TorScraperPro is an advanced Python-based web scraping and content extraction tool. Designed for both privacy and efficiency, it navigates the web, including the Tor network, to extract content from specified websites based on user-defined keywords. Utilizing headless Chrome integrated with Selenium WebDriver, TorScraperPro effectively captures dynamic content.

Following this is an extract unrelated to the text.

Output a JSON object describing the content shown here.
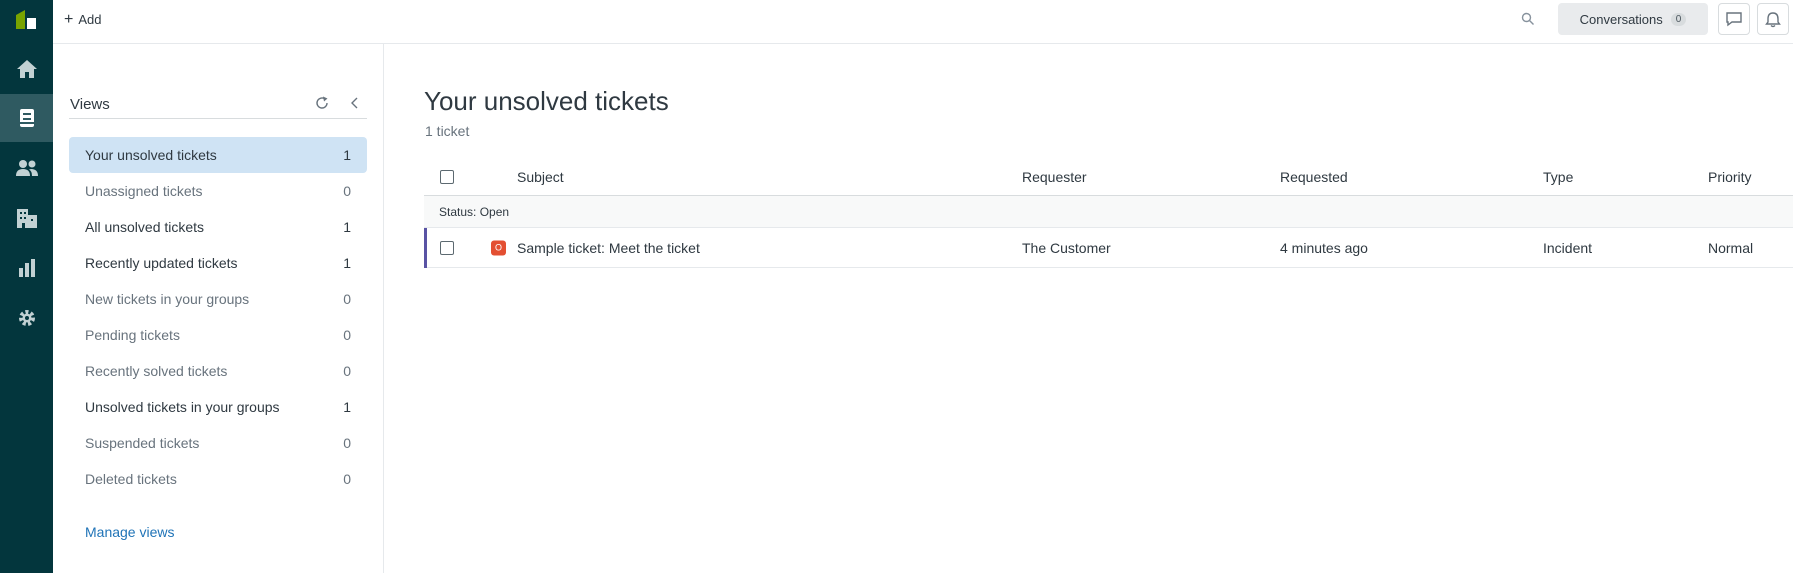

A Flask application dynamically serves the scraped HTML files, providing live updates and easy access to the data collected.
- TOR Network Support: Routes requests through the TOR network to ensure anonymity, enabling the scraping of .onion websites while maintaining user privacy.
- Keyword-Based Scraping: Focuses on extracting content that contains specified keywords, facilitating targeted data collection.
- Dynamic Content Rendering: With Selenium WebDriver, the tool can interact with JavaScript-heavy pages, ensuring comprehensive content capture.
- Live Data Presentation: A local Flask web server serves the scraped HTML files, offering a dashboard for live monitoring and access to scraped data.
- Automatic ChromeDriver Management: The script employs
webdriver_manager
to automatically select and use the correct ChromeDriver version, ensuring compatibility with the installed Google Chrome browser. - Flask Dashboard: Provides a user-friendly interface for reviewing scraping outcomes, enhancing usability and accessibility.
- Python 3.6 or later
- Flask
- Requests
- BeautifulSoup4
- Selenium WebDriver
- webdriver_manager
- Tor (Optional for .onion site scraping)
-
Install Python and Dependencies: Ensure Python 3.6+ is installed on your system. Install the required Python packages using pip:
pip install flask requests beautifulsoup4 selenium webdriver_manager
-
Google Chrome: Install the latest version of Google Chrome to ensure compatibility with ChromeDriver.
-
TOR (Optional): For scraping .onion sites, install and configure TOR on your system.
-
Clone the Repository: Obtain the TorScraperPro script by cloning its repository to your local machine.
Execute TorScraperPro from the command line with the desired parameters:
python TorScraperPro.py -v -d <Depth> -p <Pause>
Options include:
-v
: Enables verbose logging for detailed operational insights.-d <Depth>
: Defines the scraping depth for website traversal.-p <Pause>
: Sets a pause duration between requests to mitigate server load and mimic human interaction.
setup_chrome()
: Initializes a headless Chrome browser session for web interaction.check_tor_connection()
: Verifies connectivity to the TOR network and logs the TOR-assigned IP address.get_keywords()
: Loads keywords from a specified file, guiding the scraping focus.scrape_and_extract()
: Core function that navigates to URLs, renders JavaScript, and extracts content based on keyword matches.- Flask Web Server: Runs concurrently in a separate thread, serving scraped content through a user-friendly dashboard.
Initiated at script startup, the Flask app presents a simple yet effective interface for real-time access to the scraped content. It facilitates navigation between current and archived runs, enhancing the review process of collected data. Current Run page
Previous runs page
TorScraperPro version 1.0 emerges as a powerful solution for sophisticated web scraping needs, emphasizing privacy through TOR integration and flexibility with dynamic content handling. Its user-friendly dashboard and targeted scraping capabilities make it an invaluable tool for data analysts, researchers, and cybersecurity professionals.